Wie viele Schneetage sind wirtschaftlich?

Als Regel für den wirtschaftlichen Betrieb eines Skigebietes wird immer wieder die 100-Tage-Regel zitiert – so vom Deutschen Wetterdienst und dem Umweltbundesamt. Die Regel besagt, dass ein Gebiet als schneesicher gelten kann, wenn an 100 Tagen eine ausreichende Schneehöhe von 30 Zentimetern erreicht wird. Der sachsen-anhaltische Umweltwissenschaftler Christian Reinboth beschreibt in einer wissenschaftlichen Arbeit über die künstliche Beschneiung jedoch auch Kritik an dieser Regel.
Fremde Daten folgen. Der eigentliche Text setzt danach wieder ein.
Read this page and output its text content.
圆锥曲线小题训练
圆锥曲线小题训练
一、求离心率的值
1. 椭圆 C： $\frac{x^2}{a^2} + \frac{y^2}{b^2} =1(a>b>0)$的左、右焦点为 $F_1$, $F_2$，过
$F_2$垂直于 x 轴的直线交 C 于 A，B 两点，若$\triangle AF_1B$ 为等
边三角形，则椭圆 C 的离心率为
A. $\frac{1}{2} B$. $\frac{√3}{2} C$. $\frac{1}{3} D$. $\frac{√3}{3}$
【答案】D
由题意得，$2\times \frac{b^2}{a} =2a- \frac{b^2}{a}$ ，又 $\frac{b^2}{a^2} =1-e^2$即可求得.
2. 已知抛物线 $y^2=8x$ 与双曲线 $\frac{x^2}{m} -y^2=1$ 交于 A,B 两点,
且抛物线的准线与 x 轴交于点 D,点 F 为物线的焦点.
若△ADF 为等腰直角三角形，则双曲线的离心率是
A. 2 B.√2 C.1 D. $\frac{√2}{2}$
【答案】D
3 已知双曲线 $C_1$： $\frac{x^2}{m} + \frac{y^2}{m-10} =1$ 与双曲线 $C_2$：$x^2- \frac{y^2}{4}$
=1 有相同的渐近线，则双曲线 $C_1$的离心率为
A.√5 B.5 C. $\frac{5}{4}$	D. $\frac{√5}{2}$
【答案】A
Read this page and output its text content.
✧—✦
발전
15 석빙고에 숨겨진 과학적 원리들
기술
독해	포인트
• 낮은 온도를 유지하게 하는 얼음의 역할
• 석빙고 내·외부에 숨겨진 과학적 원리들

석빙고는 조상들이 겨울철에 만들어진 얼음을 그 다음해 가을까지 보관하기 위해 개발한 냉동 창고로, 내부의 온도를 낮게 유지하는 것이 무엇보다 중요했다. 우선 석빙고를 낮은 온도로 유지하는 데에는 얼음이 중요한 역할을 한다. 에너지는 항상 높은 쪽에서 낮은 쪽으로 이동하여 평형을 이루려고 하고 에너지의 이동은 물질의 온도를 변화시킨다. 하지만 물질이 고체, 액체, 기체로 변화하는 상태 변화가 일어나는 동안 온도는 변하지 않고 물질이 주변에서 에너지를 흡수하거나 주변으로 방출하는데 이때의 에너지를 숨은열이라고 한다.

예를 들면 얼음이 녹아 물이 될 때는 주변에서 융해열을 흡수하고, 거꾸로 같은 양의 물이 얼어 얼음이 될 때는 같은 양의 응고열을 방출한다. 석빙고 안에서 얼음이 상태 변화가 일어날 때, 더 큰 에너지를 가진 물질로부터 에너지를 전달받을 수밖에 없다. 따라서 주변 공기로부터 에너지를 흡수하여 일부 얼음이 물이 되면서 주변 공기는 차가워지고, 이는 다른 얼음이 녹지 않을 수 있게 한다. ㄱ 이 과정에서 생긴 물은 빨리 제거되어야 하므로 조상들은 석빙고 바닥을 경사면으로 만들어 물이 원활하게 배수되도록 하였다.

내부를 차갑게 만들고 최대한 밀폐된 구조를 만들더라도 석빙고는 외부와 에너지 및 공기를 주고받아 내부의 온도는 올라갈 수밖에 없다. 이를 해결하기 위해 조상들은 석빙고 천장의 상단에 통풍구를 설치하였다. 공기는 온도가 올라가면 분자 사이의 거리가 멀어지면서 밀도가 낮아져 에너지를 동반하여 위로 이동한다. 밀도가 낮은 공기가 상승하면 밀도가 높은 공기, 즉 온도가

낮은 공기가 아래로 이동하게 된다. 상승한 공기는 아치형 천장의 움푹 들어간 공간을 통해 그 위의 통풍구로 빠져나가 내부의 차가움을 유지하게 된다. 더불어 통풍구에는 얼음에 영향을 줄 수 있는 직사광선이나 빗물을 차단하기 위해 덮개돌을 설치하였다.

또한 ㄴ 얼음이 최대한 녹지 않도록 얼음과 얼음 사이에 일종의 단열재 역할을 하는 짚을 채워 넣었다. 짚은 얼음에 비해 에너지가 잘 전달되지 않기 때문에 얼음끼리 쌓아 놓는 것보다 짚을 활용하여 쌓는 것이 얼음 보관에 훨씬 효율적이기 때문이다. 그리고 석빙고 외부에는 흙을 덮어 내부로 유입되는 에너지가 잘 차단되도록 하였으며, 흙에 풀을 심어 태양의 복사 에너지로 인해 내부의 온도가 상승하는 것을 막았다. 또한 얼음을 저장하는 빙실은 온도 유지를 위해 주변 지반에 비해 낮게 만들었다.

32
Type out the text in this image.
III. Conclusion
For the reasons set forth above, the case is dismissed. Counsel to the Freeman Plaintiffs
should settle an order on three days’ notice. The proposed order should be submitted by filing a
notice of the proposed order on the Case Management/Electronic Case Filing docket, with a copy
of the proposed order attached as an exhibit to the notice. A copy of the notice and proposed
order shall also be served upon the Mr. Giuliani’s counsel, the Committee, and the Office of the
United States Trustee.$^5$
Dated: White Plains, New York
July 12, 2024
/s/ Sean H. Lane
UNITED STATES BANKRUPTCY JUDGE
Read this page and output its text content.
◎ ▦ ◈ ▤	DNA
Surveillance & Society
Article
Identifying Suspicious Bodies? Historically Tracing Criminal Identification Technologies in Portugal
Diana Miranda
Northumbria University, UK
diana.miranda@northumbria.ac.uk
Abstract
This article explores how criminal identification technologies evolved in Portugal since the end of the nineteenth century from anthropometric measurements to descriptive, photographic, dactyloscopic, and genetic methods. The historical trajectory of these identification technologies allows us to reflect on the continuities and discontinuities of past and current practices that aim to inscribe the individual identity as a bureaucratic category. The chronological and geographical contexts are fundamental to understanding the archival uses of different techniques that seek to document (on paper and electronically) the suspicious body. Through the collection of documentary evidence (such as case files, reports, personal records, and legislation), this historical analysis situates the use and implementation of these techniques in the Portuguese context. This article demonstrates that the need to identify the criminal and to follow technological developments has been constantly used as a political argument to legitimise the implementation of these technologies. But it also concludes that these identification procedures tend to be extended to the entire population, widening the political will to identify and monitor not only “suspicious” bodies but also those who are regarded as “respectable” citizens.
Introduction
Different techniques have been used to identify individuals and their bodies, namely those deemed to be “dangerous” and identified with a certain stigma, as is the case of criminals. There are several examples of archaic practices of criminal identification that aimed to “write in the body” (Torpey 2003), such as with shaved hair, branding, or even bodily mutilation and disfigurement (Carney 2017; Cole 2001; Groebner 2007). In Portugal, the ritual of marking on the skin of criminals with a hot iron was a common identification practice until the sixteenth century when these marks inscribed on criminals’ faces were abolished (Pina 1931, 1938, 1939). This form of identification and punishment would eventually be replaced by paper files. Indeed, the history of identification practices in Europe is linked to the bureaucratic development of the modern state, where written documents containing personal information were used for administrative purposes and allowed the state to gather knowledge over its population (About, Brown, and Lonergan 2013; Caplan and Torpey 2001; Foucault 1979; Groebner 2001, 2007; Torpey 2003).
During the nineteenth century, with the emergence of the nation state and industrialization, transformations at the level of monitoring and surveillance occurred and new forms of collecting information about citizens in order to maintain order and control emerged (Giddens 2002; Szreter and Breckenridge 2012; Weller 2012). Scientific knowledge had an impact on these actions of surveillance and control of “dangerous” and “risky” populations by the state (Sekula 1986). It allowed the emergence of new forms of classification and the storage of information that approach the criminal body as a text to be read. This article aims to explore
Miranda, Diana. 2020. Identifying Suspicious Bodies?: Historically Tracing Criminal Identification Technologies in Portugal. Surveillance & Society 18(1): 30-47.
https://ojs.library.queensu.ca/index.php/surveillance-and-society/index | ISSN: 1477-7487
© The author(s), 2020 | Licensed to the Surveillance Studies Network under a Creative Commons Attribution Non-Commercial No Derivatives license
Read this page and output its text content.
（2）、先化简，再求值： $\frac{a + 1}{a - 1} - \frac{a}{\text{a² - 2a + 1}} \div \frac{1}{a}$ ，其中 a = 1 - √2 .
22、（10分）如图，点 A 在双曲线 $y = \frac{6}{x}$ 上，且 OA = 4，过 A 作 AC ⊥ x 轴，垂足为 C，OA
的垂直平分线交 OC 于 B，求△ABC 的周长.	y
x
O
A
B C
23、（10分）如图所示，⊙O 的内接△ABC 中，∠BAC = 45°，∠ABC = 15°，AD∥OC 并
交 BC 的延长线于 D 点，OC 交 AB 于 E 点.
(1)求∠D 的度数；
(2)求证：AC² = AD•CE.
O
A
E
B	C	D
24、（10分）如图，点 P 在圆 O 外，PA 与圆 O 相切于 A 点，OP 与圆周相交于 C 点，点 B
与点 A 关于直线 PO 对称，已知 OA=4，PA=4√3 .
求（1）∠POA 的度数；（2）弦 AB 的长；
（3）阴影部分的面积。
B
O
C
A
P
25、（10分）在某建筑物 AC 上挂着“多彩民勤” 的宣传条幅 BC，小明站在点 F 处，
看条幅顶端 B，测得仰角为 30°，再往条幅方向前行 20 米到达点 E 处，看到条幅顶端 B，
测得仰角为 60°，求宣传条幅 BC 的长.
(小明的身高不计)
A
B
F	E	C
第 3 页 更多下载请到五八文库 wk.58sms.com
So werde unter anderem argumentiert, um Wirtschaftlichkeit und Schneesicherheit von kleineren Skigebieten in Mittelgebirgsregionen zu beschreiben, müsse eigentlich eine 60-Tage-Regel oder eine 80-Tage-Regel gelten.

Was ist künstliche Beschneiung?

Laut Deutschem Skiverband (DSV) sind Beschneiungsanlagen erstmals 1970 in den Alpen eingesetzt worden. Unterschieden wird in Niederdruckdüsen wie bei Schneekanonen und Hochdruckdüsen bei Schneelanzen.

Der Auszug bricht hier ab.